I want to see what happens when you feed it to inp(), but give
it a one element wchar_t outbuf buffer. Reading iconv(3) closely:
4. The output buffer has no more room for the next converted
character.
In this case it sets errno to E2BIG and returns (size_t)(-1).
A brief experiment:
iconv_t i=iconv_open("UTF-8", "WCHAR_T");
wchar_t iarr[]={0x00e8,0x00e8};
char carr[3];
char *inbuf=(char *)&iarr[0];
char *outbuf=carr;
size_t inbytesleft=sizeof(iarr);
size_t outbytesleft=sizeof(carr);
size_t n=iconv(i, &inbuf, &inbytesleft, &outbuf, &outbytesleft);
printf("Return code %d, errno=%s\n", (int)n, strerror(errno));
printf("inbytesleft=%d, outbytesleft=%d\n",
(int)inbytesleft, (int)outbytesleft);
Result:
Return code -1, errno=Argument list too long
inbytesleft=4, outbytesleft=1
iconv() converted the first wchar_t, but then stopped and terminated
with room in both input and outbuf buffers.
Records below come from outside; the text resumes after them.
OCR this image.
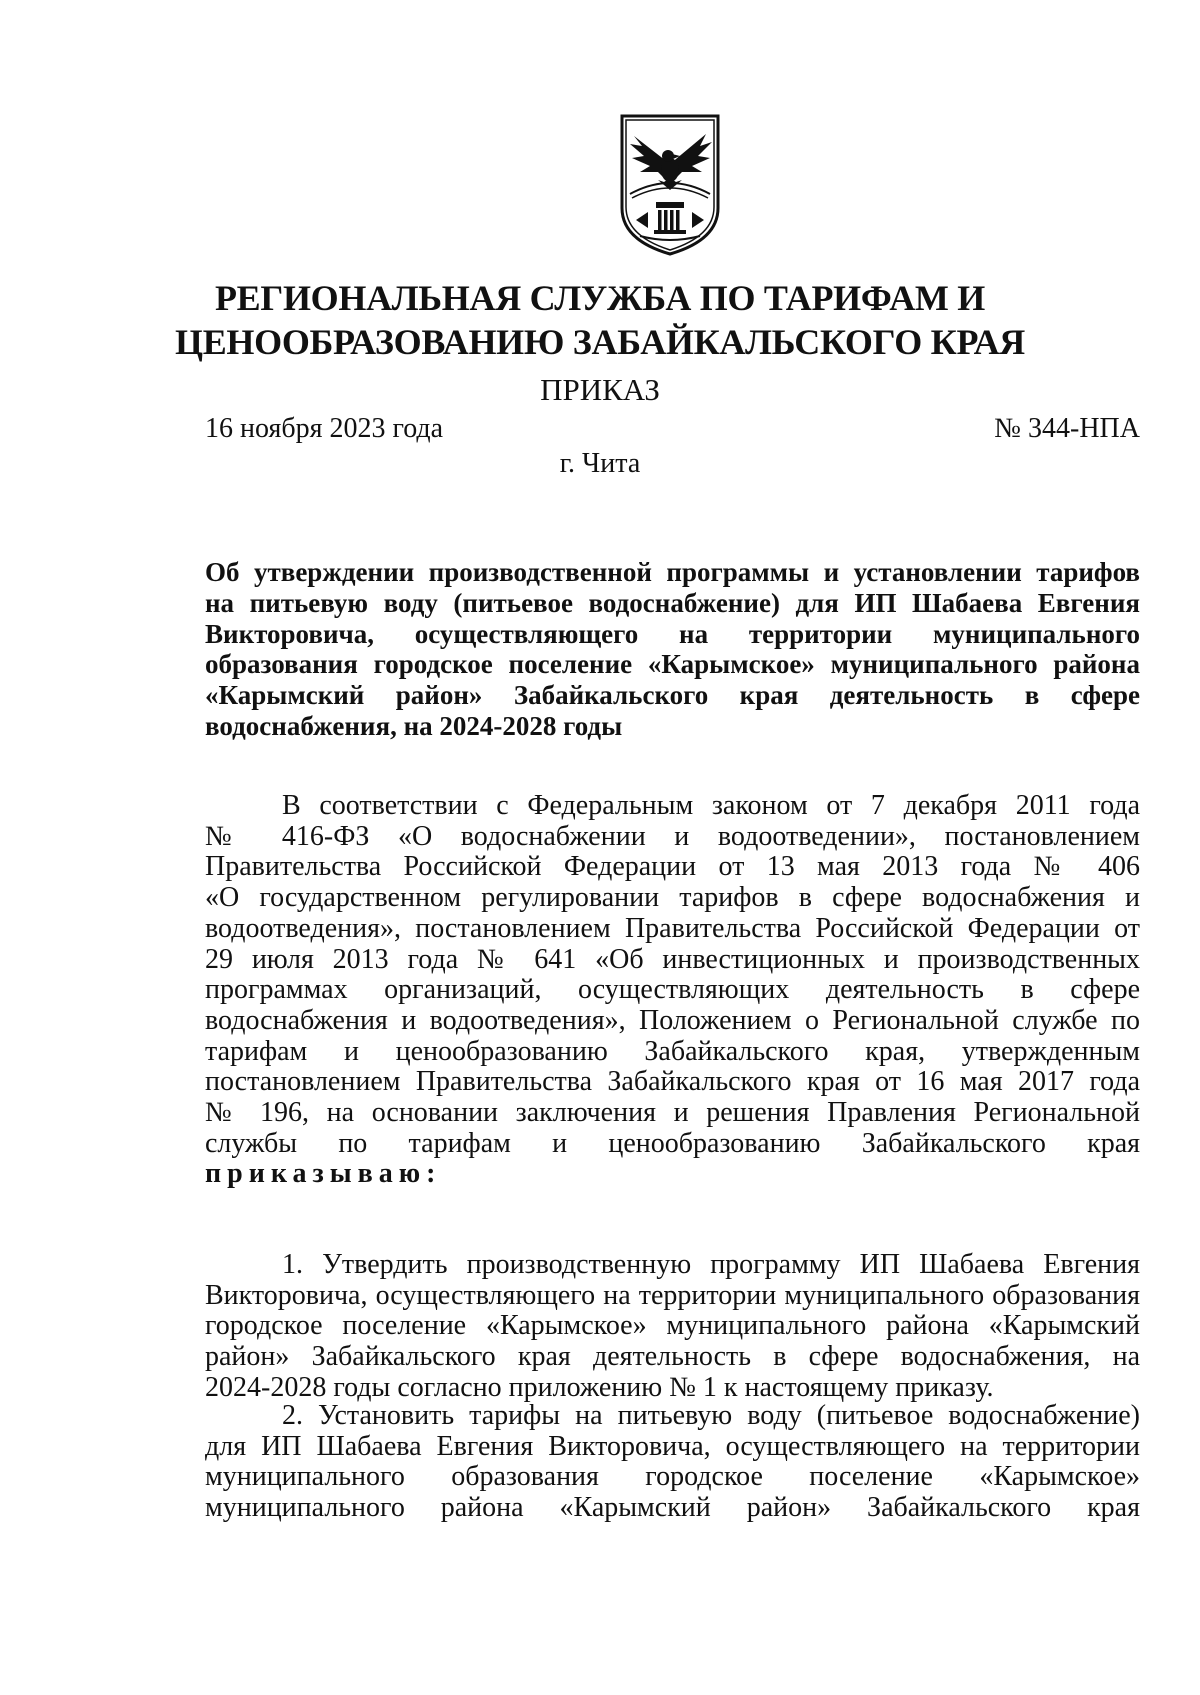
РЕГИОНАЛЬНАЯ СЛУЖБА ПО ТАРИФАМ И
ЦЕНООБРАЗОВАНИЮ ЗАБАЙКАЛЬСКОГО КРАЯ
ПРИКАЗ
16 ноября 2023 года	№ 344-НПА
г. Чита
Об утверждении производственной программы и установлении тарифов
на питьевую воду (питьевое водоснабжение) для ИП Шабаева Евгения
Викторовича, осуществляющего на территории муниципального
образования городское поселение «Карымское» муниципального района
«Карымский район» Забайкальского края деятельность в сфере
водоснабжения, на 2024-2028 годы
В соответствии с Федеральным законом от 7 декабря 2011 года
№ 416-ФЗ «О водоснабжении и водоотведении», постановлением
Правительства Российской Федерации от 13 мая 2013 года № 406
«О государственном регулировании тарифов в сфере водоснабжения и
водоотведения», постановлением Правительства Российской Федерации от
29 июля 2013 года № 641 «Об инвестиционных и производственных
программах организаций, осуществляющих деятельность в сфере
водоснабжения и водоотведения», Положением о Региональной службе по
тарифам и ценообразованию Забайкальского края, утвержденным
постановлением Правительства Забайкальского края от 16 мая 2017 года
№ 196, на основании заключения и решения Правления Региональной
службы по тарифам и ценообразованию Забайкальского края
приказываю:
1. Утвердить производственную программу ИП Шабаева Евгения
Викторовича, осуществляющего на территории муниципального образования
городское поселение «Карымское» муниципального района «Карымский
район» Забайкальского края деятельность в сфере водоснабжения, на
2024-2028 годы согласно приложению № 1 к настоящему приказу.
2. Установить тарифы на питьевую воду (питьевое водоснабжение)
для ИП Шабаева Евгения Викторовича, осуществляющего на территории
муниципального образования городское поселение «Карымское»
муниципального района «Карымский район» Забайкальского края
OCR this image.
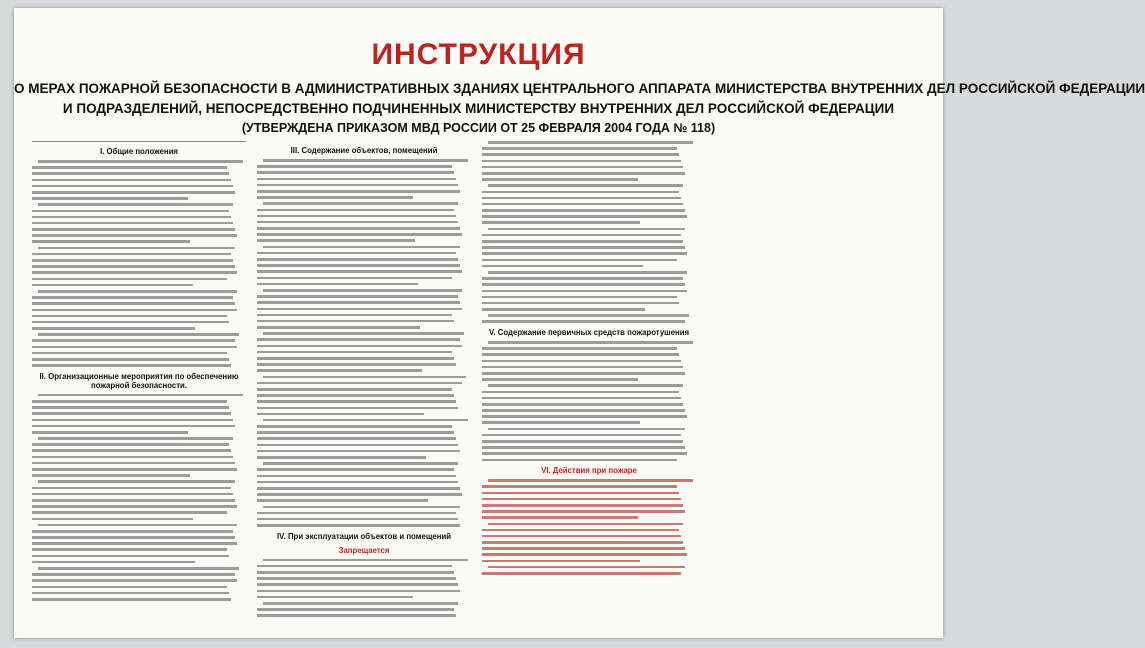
ИНСТРУКЦИЯ
О МЕРАХ ПОЖАРНОЙ БЕЗОПАСНОСТИ В АДМИНИСТРАТИВНЫХ ЗДАНИЯХ ЦЕНТРАЛЬНОГО АППАРАТА МИНИСТЕРСТВА ВНУТРЕННИХ ДЕЛ РОССИЙСКОЙ ФЕДЕРАЦИИ
И ПОДРАЗДЕЛЕНИЙ, НЕПОСРЕДСТВЕННО ПОДЧИНЕННЫХ МИНИСТЕРСТВУ ВНУТРЕННИХ ДЕЛ РОССИЙСКОЙ ФЕДЕРАЦИИ
(УТВЕРЖДЕНА ПРИКАЗОМ МВД РОССИИ ОТ 25 ФЕВРАЛЯ 2004 ГОДА № 118)
I. Общие положения
II. Организационные мероприятия по обеспечению пожарной безопасности.
III. Содержание объектов, помещений
IV. При эксплуатации объектов и помещений
Запрещается
V. Содержание первичных средств пожаротушения
VI. Действия при пожаре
Since iconv(), via mbr..(),
is presumably used for inp() as well, I should expect the same behavior
for encodings where multibyte sequences can produce more than one
wchar_t, if such encoding exists. I'm wondering if the current logic in
basic_filebuf handles this situation -- haven't yet deciphered it.